Increased efforts are needed to improve CRF in individuals with CVD. Cardiac rehabilitation and physical activity interventions have been shown to improve CRF in patients at risk for CVD [8, 12, 13]. Among patients with established CVD, exercise training improves CRF leading to improved prognosis, outcomes, and overall quality of life [49, 66]. Various types of physical activity increase CRF in most adults, with the greater the amount or intensity of physical activity, the greater the increase in CRF [13]. The relationship between physical activity, CRF, obesity, and CVD is complex; however, it is well documented that participating in physical activity increases and allows for the highest possible level of CRF, which, in turn, mitigates CVD risk factors and improves overall prognosis of both CAD and HF [12, 28, 57].
Conclusion
In conclusion, obesity is a significant risk factor for CVD and contributes to the development of other cardiovascular risk factors such as diabetes, dyslipidemia, and hypertension.

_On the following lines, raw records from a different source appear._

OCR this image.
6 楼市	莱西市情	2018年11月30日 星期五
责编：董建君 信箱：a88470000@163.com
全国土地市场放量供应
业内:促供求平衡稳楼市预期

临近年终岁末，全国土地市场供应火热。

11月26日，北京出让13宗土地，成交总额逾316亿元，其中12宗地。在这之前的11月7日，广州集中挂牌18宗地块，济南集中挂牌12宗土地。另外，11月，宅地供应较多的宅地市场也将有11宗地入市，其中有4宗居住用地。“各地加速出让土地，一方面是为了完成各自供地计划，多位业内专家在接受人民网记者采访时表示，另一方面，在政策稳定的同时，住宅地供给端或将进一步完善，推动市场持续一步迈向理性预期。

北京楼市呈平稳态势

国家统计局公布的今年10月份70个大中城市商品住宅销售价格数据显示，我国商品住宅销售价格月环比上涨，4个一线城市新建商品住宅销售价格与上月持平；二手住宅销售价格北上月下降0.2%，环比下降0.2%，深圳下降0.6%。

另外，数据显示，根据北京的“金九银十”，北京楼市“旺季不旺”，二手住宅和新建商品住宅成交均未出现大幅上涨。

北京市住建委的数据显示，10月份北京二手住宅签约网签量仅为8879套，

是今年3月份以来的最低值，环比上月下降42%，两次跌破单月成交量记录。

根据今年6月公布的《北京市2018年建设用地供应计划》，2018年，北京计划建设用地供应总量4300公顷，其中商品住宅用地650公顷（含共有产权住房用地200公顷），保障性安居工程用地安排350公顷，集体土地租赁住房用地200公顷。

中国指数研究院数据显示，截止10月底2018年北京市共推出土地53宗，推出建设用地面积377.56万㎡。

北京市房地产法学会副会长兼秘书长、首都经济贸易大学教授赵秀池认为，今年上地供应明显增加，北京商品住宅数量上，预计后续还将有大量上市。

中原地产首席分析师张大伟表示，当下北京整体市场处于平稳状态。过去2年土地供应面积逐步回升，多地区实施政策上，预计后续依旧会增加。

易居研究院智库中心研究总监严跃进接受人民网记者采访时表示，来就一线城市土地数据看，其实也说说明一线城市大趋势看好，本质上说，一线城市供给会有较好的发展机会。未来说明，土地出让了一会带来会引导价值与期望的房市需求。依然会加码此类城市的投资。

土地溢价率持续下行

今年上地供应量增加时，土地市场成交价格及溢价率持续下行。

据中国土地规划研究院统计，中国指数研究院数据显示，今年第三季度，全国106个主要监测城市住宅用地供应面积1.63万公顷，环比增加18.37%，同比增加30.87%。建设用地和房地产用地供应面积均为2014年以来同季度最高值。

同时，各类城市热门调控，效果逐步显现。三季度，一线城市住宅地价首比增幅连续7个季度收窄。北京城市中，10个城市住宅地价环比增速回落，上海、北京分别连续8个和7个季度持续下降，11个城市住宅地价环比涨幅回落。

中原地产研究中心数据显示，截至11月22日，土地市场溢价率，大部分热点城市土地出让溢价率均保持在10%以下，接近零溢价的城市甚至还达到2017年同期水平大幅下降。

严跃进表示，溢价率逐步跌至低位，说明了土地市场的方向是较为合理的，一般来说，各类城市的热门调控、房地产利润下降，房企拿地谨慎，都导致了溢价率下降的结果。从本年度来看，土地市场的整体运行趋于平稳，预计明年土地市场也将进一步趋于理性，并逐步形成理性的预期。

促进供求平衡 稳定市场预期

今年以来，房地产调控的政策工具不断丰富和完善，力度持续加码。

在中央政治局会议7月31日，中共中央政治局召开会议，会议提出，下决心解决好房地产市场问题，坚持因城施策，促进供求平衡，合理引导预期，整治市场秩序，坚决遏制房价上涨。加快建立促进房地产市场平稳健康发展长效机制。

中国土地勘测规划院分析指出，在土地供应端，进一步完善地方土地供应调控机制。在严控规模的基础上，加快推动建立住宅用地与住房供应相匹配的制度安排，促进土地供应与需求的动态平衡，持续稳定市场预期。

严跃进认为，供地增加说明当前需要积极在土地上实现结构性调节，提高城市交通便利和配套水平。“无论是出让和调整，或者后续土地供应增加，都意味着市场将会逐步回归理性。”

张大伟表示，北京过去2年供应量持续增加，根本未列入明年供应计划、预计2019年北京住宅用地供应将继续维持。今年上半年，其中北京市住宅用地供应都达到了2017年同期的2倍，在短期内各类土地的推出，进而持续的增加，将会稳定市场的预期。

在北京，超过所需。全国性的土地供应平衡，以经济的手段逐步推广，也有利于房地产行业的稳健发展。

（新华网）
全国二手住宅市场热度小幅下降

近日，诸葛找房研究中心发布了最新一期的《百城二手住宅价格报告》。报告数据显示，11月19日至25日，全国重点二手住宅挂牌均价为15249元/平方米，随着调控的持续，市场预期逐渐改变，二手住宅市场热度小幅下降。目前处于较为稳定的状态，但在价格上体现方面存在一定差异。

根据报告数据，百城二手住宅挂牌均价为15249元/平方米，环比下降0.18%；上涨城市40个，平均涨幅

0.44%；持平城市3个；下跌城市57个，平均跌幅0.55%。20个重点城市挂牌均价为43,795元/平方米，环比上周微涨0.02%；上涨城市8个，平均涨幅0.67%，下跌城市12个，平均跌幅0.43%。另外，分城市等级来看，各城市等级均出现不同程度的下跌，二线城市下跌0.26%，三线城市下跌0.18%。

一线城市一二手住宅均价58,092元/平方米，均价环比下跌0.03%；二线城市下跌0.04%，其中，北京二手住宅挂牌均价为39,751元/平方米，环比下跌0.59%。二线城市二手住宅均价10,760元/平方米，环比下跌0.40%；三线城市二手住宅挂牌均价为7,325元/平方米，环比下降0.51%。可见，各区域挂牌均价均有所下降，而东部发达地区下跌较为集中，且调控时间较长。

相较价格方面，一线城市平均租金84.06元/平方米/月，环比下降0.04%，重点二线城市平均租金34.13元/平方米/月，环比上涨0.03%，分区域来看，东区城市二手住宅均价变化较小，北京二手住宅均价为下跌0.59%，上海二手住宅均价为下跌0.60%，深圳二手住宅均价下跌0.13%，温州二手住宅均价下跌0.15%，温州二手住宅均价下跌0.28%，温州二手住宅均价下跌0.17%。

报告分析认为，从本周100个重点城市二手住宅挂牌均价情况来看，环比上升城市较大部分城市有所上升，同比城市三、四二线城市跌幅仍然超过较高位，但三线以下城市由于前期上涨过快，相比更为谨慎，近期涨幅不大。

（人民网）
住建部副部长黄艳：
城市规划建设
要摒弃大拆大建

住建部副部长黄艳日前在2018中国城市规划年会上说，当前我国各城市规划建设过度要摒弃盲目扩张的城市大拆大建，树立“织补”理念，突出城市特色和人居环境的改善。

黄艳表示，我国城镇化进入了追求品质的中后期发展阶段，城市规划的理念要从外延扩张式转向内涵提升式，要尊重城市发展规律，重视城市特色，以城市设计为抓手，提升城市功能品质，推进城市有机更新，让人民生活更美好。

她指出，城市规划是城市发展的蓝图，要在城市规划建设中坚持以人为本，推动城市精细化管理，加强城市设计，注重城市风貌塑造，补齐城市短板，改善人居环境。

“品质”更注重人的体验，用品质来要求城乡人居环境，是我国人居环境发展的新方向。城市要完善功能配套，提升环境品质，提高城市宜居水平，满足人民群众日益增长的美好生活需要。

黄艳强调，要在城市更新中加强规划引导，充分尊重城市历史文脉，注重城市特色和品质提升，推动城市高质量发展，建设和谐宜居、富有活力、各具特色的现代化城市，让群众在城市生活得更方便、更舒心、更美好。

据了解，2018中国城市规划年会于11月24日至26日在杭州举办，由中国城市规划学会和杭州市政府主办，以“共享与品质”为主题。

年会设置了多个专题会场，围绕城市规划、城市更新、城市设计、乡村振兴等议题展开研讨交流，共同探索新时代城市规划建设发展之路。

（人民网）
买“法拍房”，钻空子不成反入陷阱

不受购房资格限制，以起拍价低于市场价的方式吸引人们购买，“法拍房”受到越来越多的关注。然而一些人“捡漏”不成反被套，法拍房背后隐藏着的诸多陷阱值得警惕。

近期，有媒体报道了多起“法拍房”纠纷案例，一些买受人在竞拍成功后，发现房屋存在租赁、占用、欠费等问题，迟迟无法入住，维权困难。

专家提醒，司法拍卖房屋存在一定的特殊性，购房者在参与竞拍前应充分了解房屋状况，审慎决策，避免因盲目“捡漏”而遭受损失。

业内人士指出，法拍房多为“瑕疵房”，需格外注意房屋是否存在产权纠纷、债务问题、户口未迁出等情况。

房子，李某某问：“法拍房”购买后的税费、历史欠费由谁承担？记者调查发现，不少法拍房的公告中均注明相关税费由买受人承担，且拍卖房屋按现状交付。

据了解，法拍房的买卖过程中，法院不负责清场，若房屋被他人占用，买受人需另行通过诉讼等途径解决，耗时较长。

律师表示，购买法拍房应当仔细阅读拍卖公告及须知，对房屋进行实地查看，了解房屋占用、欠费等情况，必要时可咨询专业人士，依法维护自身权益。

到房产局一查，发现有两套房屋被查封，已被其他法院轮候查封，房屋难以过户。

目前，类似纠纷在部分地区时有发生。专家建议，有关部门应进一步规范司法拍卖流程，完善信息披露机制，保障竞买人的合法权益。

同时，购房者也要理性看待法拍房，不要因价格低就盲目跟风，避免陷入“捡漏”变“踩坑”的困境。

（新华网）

Obesity-associated changes in hemodynamics, neurohormonal signaling, and myocardial metabolism increase the risk for both CAD and HF. While obesity increases the risk for CVD, it has been observed that overweight/obese patients with established CVD such as heart failure and CAD have a better prognosis when compared to non-obese individuals. While there are many explanations for this paradox, CRF has been shown to markedly attenuate the relationship between obesity/elevated BMI and CVD risk/prognosis. Participating in physical activity increases and allows for the highest possible level of CRF, which is associated with lowered risk of CVD incidence and mortality. Taken together these data suggests that fitness may surpass fatness in determining long-term CVD prognosis.
Compliance with Ethical Standards
Conflict of Interest
The authors declare that they have no conflict of interest.
Human and Animal Rights and Informed Consent
This article does not contain any studies with human or animal subjects performed by any of the authors.